The four-time league champion Seattle Storm unveiled their new practice facility on Thursday, with Storm co-owner Lisa Brummel dubbing Interbay's Seattle Storm Center for Basketball Performance the team’s "new home."

"It's just such a special space," Brummel told Fox 13 Seattle. "I think when the players get here, it's gonna be overwhelming."

The sprawling 50,000-square-foot, $64 million property is just the second designated practice facility to be designed and built expressly for a WNBA team, with the Storm further noting that 85% of all design and engineering team members involved in the project's construction were women and people of color.
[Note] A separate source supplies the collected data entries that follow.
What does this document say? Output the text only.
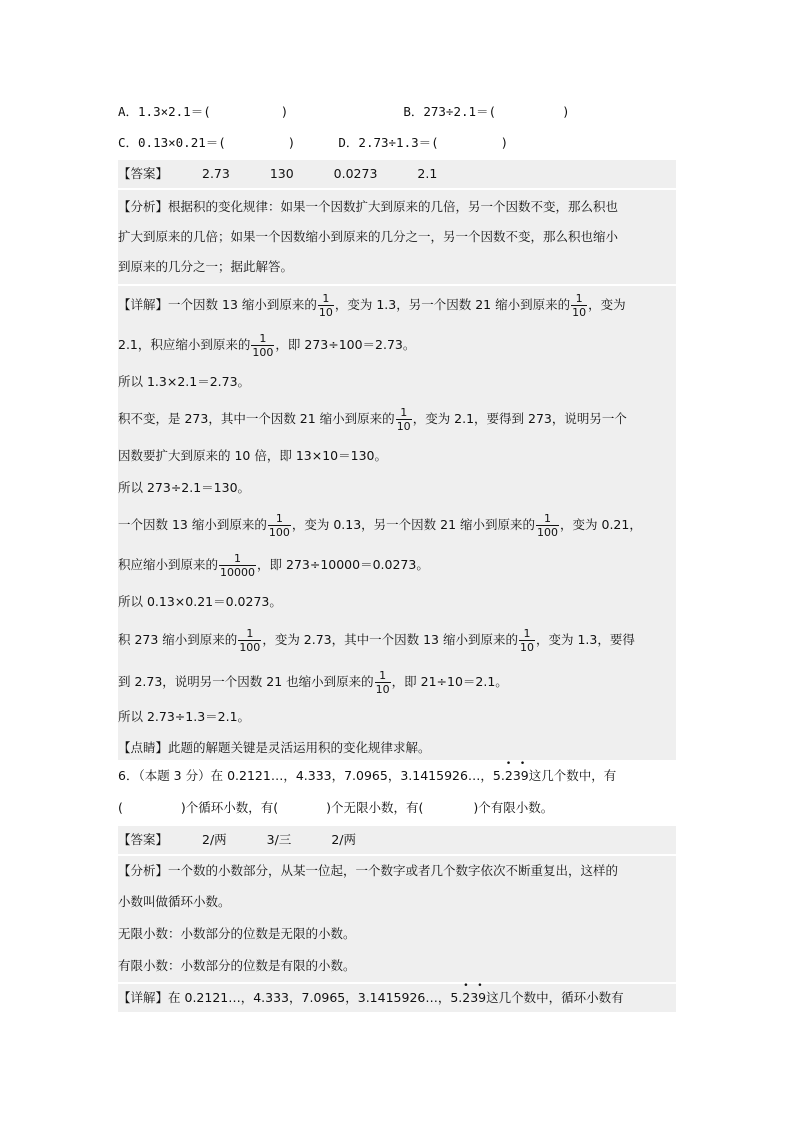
A．1.3×2.1＝(	)	B．273÷2.1＝(	)
C．0.13×0.21＝(	)	D．2.73÷1.3＝(	)
【答案】	2.73	130	0.0273	2.1
【分析】根据积的变化规律：如果一个因数扩大到原来的几倍，另一个因数不变，那么积也
扩大到原来的几倍；如果一个因数缩小到原来的几分之一，另一个因数不变，那么积也缩小
到原来的几分之一；据此解答。
【详解】一个因数 13 缩小到原来的 $\frac{1}{10}$ ，变为 1.3，另一个因数 21 缩小到原来的 $\frac{1}{10}$ ，变为
2.1，积应缩小到原来的 $\frac{1}{100}$ ，即 273÷100＝2.73。
所以 1.3×2.1＝2.73。
积不变，是 273，其中一个因数 21 缩小到原来的 $\frac{1}{10}$ ，变为 2.1，要得到 273，说明另一个
因数要扩大到原来的 10 倍，即 13×10＝130。
所以 273÷2.1＝130。
一个因数 13 缩小到原来的 $\frac{1}{100}$ ，变为 0.13，另一个因数 21 缩小到原来的 $\frac{1}{100}$ ，变为 0.21，
积应缩小到原来的 $\frac{1}{10000}$ ，即 273÷10000＝0.0273。
所以 0.13×0.21＝0.0273。
积 273 缩小到原来的 $\frac{1}{100}$ ，变为 2.73，其中一个因数 13 缩小到原来的 $\frac{1}{10}$ ，变为 1.3，要得
到 2.73，说明另一个因数 21 也缩小到原来的 $\frac{1}{10}$ ，即 21÷10＝2.1。
所以 2.73÷1.3＝2.1。
【点睛】此题的解题关键是灵活运用积的变化规律求解。
6．（本题 3 分）在 0.2121…，4.333，7.0965，3.1415926…，5.
• •
239这几个数中，有
(	)个循环小数，有(	)个无限小数，有(	)个有限小数。
【答案】	2/两	3/三	2/两
【分析】一个数的小数部分，从某一位起，一个数字或者几个数字依次不断重复出，这样的
小数叫做循环小数。
无限小数：小数部分的位数是无限的小数。
有限小数：小数部分的位数是有限的小数。
【详解】在 0.2121…，4.333，7.0965，3.1415926…，5.
• •
239这几个数中，循环小数有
The finished product holds two professional indoor courts, two 3x3 outdoor courts, a state-of-the-art locker room, and players' lounge, plus designated areas for strength and conditioning, kitchen, dining, and nutrition, and recovery. 

"This facility reflects our commitment to providing our athletes an exceptional environment that supports their growth, health, and performance," said Storm co-owner Ginny Gilder in an official team release. "It’s built for women, by women, embodying our dedication to leading the way in professional women’s sports."
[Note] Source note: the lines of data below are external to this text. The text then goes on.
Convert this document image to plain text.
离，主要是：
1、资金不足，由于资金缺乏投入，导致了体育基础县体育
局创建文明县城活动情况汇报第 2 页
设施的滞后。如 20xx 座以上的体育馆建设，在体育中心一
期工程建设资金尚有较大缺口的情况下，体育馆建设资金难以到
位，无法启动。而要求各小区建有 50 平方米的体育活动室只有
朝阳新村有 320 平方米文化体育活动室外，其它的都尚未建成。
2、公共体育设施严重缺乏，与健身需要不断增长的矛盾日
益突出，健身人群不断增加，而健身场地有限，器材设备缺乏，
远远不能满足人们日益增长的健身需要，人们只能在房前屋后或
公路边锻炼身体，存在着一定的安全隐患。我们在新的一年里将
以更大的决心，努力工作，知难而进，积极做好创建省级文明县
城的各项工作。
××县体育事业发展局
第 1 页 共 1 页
For their part, the team can't wait to make the faciilty their own.

"It's amazing," Storm guard Jewell Loyd told Fox 13. "Not having to drive everywhere around, knowing you have access anytime of the day to get into the gym, to workout." 

Head coach Noelle Quinn said she predicts the team is "never going to leave this building."

"Which is a good thing for me," she continued. "You talk about having an edge in performance. We want our athletes to not only perform on the court, but get whatever they need."

All of the Storm's staff and operations will now live under one roof, and the team also has plans to launch a youth basketball program operating out of the building.

Mystics relocate game to accommodate Caitlin Clark fans

Maya Caldwell, Erica Wheeler, and Lexie Hull of the Indiana Fever celebrate Caitlin Clark
Get ready — Caitlin Clark is coming to town. (Photo by Ron Hoskins/NBAE via Getty Images)

The Caitlin Clark effect is quickly making its mark on the big leagues, as WNBA host teams around the country rush to upgrade their Fever games to larger arenas in order to accommodate surging ticket sales.

With Clark mere weeks away from her Indiana Fever debut, both the Las Vegas Aces and Washington Mystics have officially relocated their scheduled home games with head coach Christie Sides' squad. On Thursday, the Mystics became the latest to adjust their plans, moving their June 7th matchup from Entertainment & Sports Arena in Southwest DC to the more centrally located — and much larger — Capital One Arena "due to unprecedented demand."

The Mystics home court's capacity taps out at 4,200, while Capital One Arena — home to the Wizards, Capitals, and Georgetown Hoya's Men's Basketball — can fit nearly five times that crowd at some 20,000 spectators.

"The move to Capital One Arena will allow for additional fans in the stands as well as premium hospitality options, including Suites and the all-new all-inclusive courtside Hennessy Lofts," the team announced via Thursday's press release.

The Aces were one of the first teams to switch venues, aiming to take on the Indiana Fever in front of as many as 20,000 fans inside T-Mobile Arena on July 2nd. That’s a sizable a boost from their home venue, which holds just 12,000.

For those still planning to face the Fever in their home arenas, ticket prices have skyrocketed. Previously scheduled construction has already forced the LA Sparks to relocate their first five games — including their May 24th clash with the Fever — to Long Beach State's Walter Pyramid. The temporary venue is quite the downsize, holding just 4,000 in comparison to Crypto.com Arena's near-19,000. As of Friday, the get-in price for that game started around $400.

Despite fans launching a Change.org petition urging relocation, the Chicago Sky say they're unable to move their June 23rd Fever meeting from Wintrust Arena's 10,000-seat facility to the 23,500-seat United Center due to a concert. Tickets for that game start around $325 as of Friday.